There’s a lot worth pondering in that old saying, The family that prays together, stays together!
Do you date your husband or wife?
Sometimes, when a married person comes to me for counsel, I ask them, “When was the last time you went on a date with your husband or wife?” If they’ve had children for any length of time, they often struggle to remember. Even if all their children have grown up and flown the nest, they often haven’t got back into the habit of enjoying each other’s company. I’ve got news for you. In marriage, dating is not an optional extra!

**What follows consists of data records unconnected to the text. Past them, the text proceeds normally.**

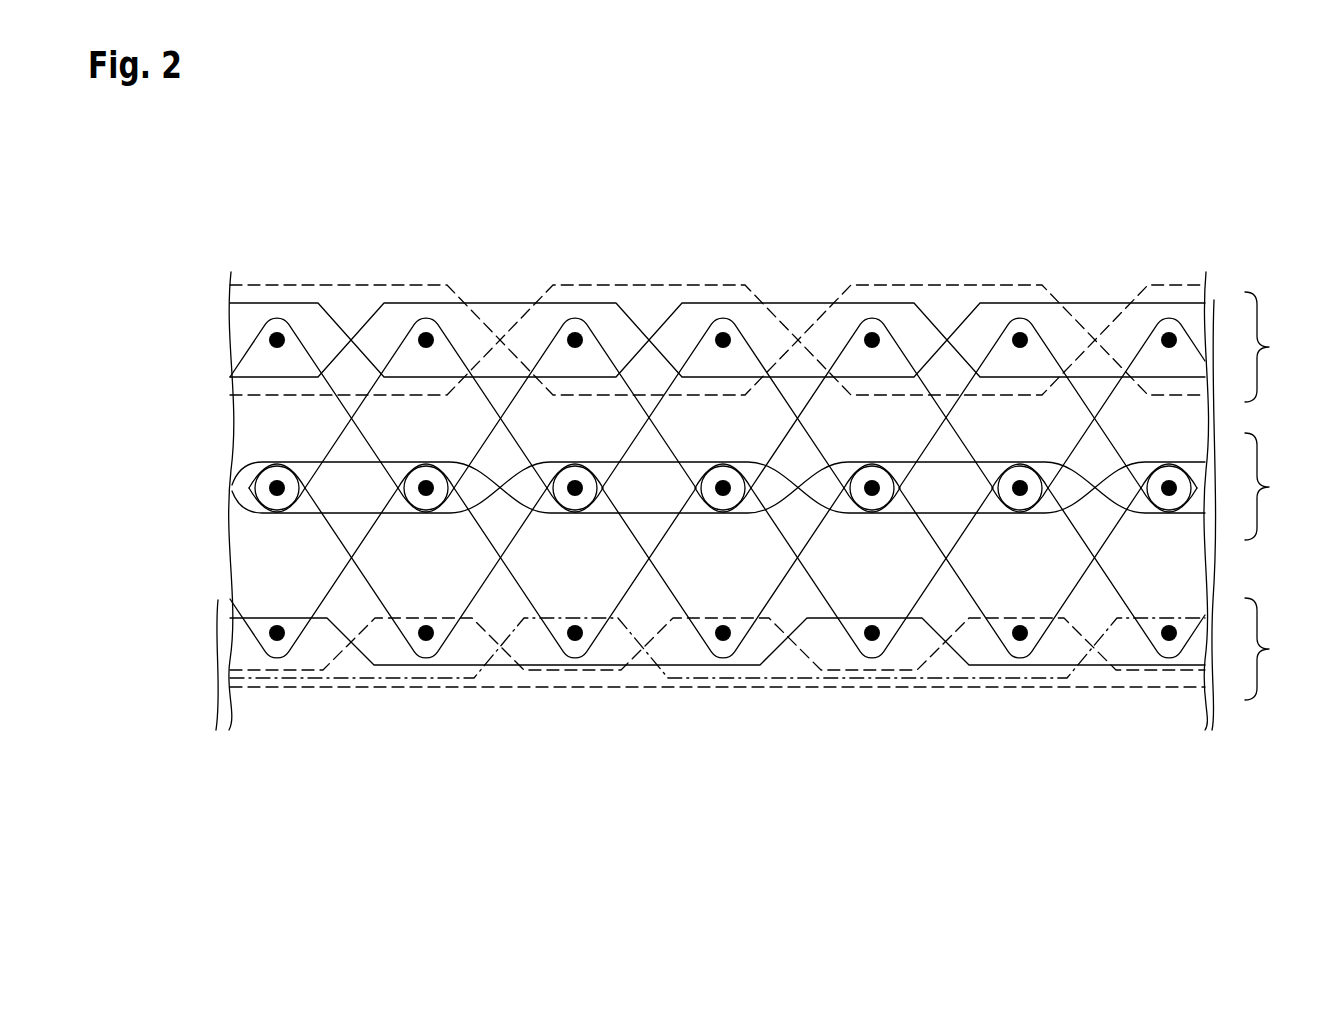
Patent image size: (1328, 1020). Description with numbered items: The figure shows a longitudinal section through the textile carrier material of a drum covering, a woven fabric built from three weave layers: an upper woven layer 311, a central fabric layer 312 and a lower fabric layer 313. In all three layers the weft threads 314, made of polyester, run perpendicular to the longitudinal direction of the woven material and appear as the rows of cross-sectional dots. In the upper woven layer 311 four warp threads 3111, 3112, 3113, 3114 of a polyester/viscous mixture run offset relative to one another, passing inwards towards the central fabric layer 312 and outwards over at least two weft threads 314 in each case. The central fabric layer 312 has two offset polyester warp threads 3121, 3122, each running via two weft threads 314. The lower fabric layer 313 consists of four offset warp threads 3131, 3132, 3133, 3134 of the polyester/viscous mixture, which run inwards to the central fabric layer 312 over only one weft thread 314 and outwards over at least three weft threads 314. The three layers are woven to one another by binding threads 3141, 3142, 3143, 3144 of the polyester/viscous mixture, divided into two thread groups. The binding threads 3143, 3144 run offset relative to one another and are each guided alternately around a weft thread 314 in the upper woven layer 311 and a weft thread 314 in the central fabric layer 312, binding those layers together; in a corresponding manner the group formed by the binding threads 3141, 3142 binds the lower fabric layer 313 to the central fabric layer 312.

The upper woven layer 311 is at (773, 343).
The central fabric layer 312 is at (773, 486).
The lower fabric layer 313 is at (773, 649).
The weft thread 314 is at (278, 331).
The warp thread 3111 is at (348, 285).
The warp thread 3112 is at (650, 285).
The warp thread 3113 is at (795, 303).
The warp thread 3114 is at (1088, 303).
The warp thread 3121 is at (573, 461).
The warp thread 3122 is at (887, 461).
The warp thread 3131 is at (350, 690).
The warp thread 3132 is at (772, 680).
The warp thread 3133 is at (940, 675).
The warp thread 3134 is at (1097, 667).
The binding thread 3141 is at (251, 616).
The binding thread 3142 is at (249, 517).
The binding thread 3143 is at (247, 460).
The binding thread 3144 is at (254, 358).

Remember, you can choose your family. You can choose your husband or wife! You can choose them each day of your life! You can choose to say, “I love you” in whichever way works best for you! And as often as you can carve out the time, you can choose to go on a date! If something is important, we choose to make time for it – and at the heart of every marriage is your declaration that nothing is more important than your significant other.
Before I finish, a word to you who do not have a life-partner. What I have just said may seem less relevant – but if you have living family members, you can also choose to strengthen your relationship with them. You can apply the questions I have just asked to the way you engage with your parish, since the church community is meant to work as an extended family – if we choose to make it work. I would also ask you to support the married couples among your extended family and friends – perhaps even by offering to babysit so they can go on a date night!
So this weekend, I invite each one of us to be mindful of the Catholic Church’s positive vision of family. Building a true family is not easy.
- It needs a dining table.
- It needs time spent being family together.
- It needs you to pray together as a family.
- It needs married couples to take time for romance.
God says you can choose your friends, but you MUST choose your family. God’s right!